Atlassian Stack: Jira

Next up is Jira, the task/bug tracking portion of the stack.

  1. Grabbed the standalone version and unpacked into the /opt directory.  
  2. Made a soft link to the install so upgrades will be a bit easier: ln -s atlassian-jira-enterprise-4.1.2-standalone jra
  3. edit /opt/jira/atlassian-jira/WEB-INF/classes/jira-application.properties so that jira.home points /opt/jira
  4. used Webmin to create a user just for the Jira process.  I called mine, wait for it...jira.
  5. changed ownership of the jira installation directory to be owned by the jira user
  6. start up jira as the jira user: sudo -u jira /opt/jira/bin/startup.sh
  7. I got a PermGen switch warning which pointed me to the troubleshooting guide.  Decided not to worry about it until I actually do run out of PermGen space
  8. I realized that the instructions did not walk me through how to connect Jira to my database so I shutdown the instance and followed those directions.
  9. using Webmin, I created a new db user named: jirauser and gave it all permissions
  10. using Webmin, created a new database name jira making sure to set it to use UTF-8 encodings
  11. copy the MySQL JDBC driver to the /opt/jira/lib directory.  Once I did that, I saw that a JDBC driver already existed in that directory, although a slightly older one, so I removed mine and left things as is.
  12. run the Jira configuration tool: sudo -u jira /opt/jira/bin/config.sh .  I had a problem doing this because the jira account isn't meant for logging in and doesn't have an environment.  To work around this, I reset the permissions on the installation directory to my account and re-ran the tool.  Once I made the proper configuration choices, I reset the files back to being owned by the jira account.
  13. started jira again using the command in step 6
  14. connected to Jira via the web browser: http://localhost:8080/
  15. ran through the configuration wizard.

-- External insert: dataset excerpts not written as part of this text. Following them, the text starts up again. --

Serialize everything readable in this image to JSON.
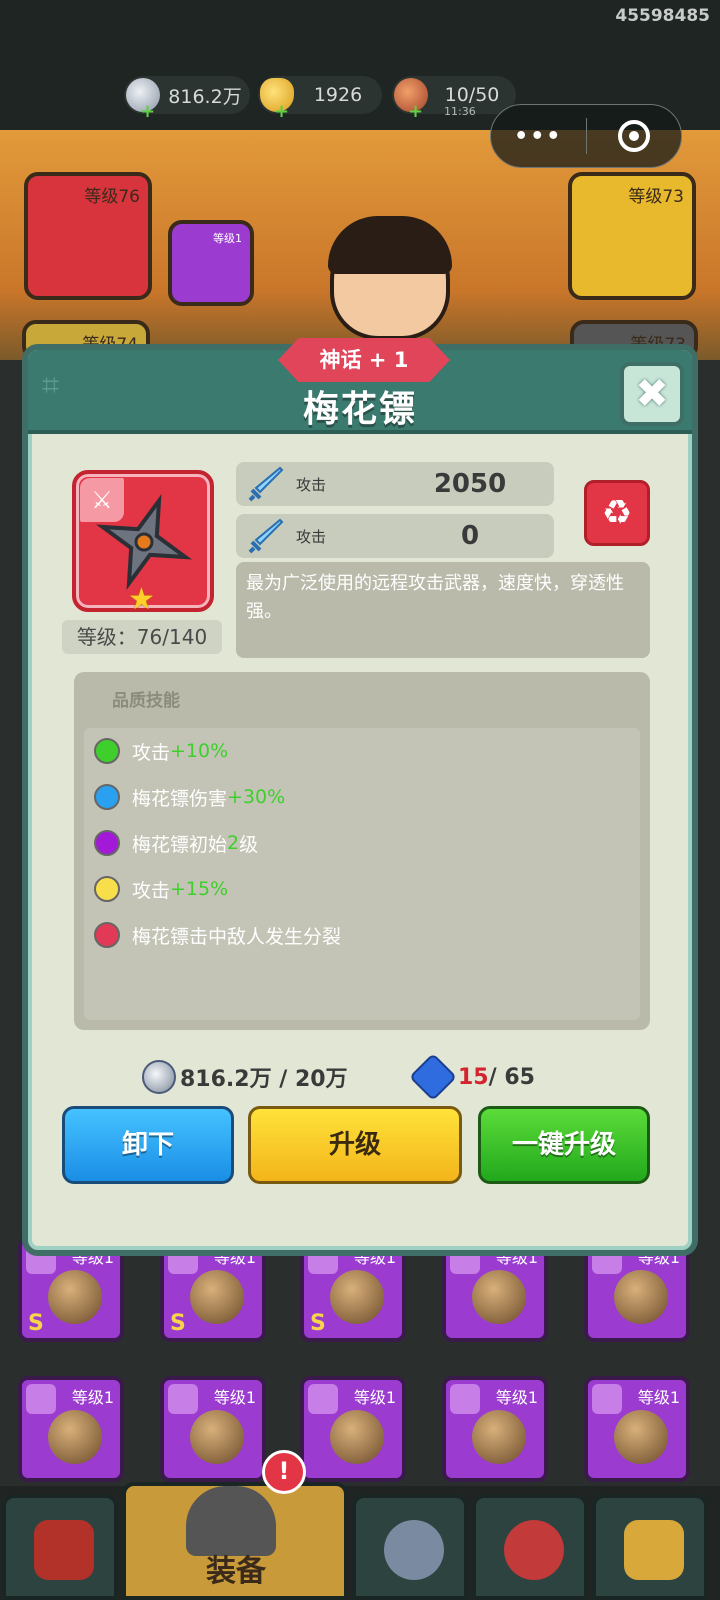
{
  "header": {
    "uid": "45598485",
    "silver": "816.2万",
    "gold": "1926",
    "stamina": "10/50",
    "stamina_timer": "11:36",
    "plus": "+"
  },
  "capsule": {
    "menu_glyph": "•••"
  },
  "background_slots": {
    "weapon_level": "等级76",
    "pet_level": "等级1",
    "armor_level": "等级73",
    "slot4_level": "等级74",
    "slot5_level": "等级73"
  },
  "modal": {
    "rank_badge": "神话 + 1",
    "title": "梅花镖",
    "close_glyph": "✖",
    "item_level": "等级：76/140",
    "stats": [
      {
        "label": "攻击",
        "value": "2050"
      },
      {
        "label": "攻击",
        "value": "0"
      }
    ],
    "recycle_glyph": "♻",
    "description": "最为广泛使用的远程攻击武器，速度快，穿透性强。",
    "skills_title": "品质技能",
    "skills": [
      {
        "dot_color": "#3ecf2c",
        "text": "攻击",
        "bonus": "+10%"
      },
      {
        "dot_color": "#2aa0f0",
        "text": "梅花镖伤害",
        "bonus": "+30%"
      },
      {
        "dot_color": "#a21ad8",
        "text": "梅花镖初始",
        "bonus": "2",
        "suffix": "级"
      },
      {
        "dot_color": "#f7de4a",
        "text": "攻击",
        "bonus": "+15%"
      },
      {
        "dot_color": "#e23a56",
        "text": "梅花镖击中敌人发生分裂",
        "bonus": ""
      }
    ],
    "cost_silver": "816.2万 / 20万",
    "cost_gem_have": "15",
    "cost_gem_need": " / 65",
    "buttons": {
      "unequip": "卸下",
      "upgrade": "升级",
      "one_click_upgrade": "一键升级"
    }
  },
  "inventory": {
    "row1": [
      "等级1",
      "等级1",
      "等级1",
      "等级1",
      "等级1"
    ],
    "row2": [
      "等级1",
      "等级1",
      "等级1",
      "等级1",
      "等级1"
    ],
    "grade_s": "S"
  },
  "nav": {
    "active_label": "装备",
    "alert": "!"
  }
}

Decided to not accept the default directories and use /opt/jira-home instead.  Figured I wouldn't lose data to upgrades if I did a stand alone directory.
That's it.  Seems to work.  There are many configuration options that I'll need to plow through but I'll have to first learn how to get Jira to autostart at system bootup, like I did for Crowd.

1 comment:

  1. Thanks for sharing your documentation of setting up. Even after installing and maintaining several Jira instances, it still helps to see it spelled out in a simple punch list when starting a new one!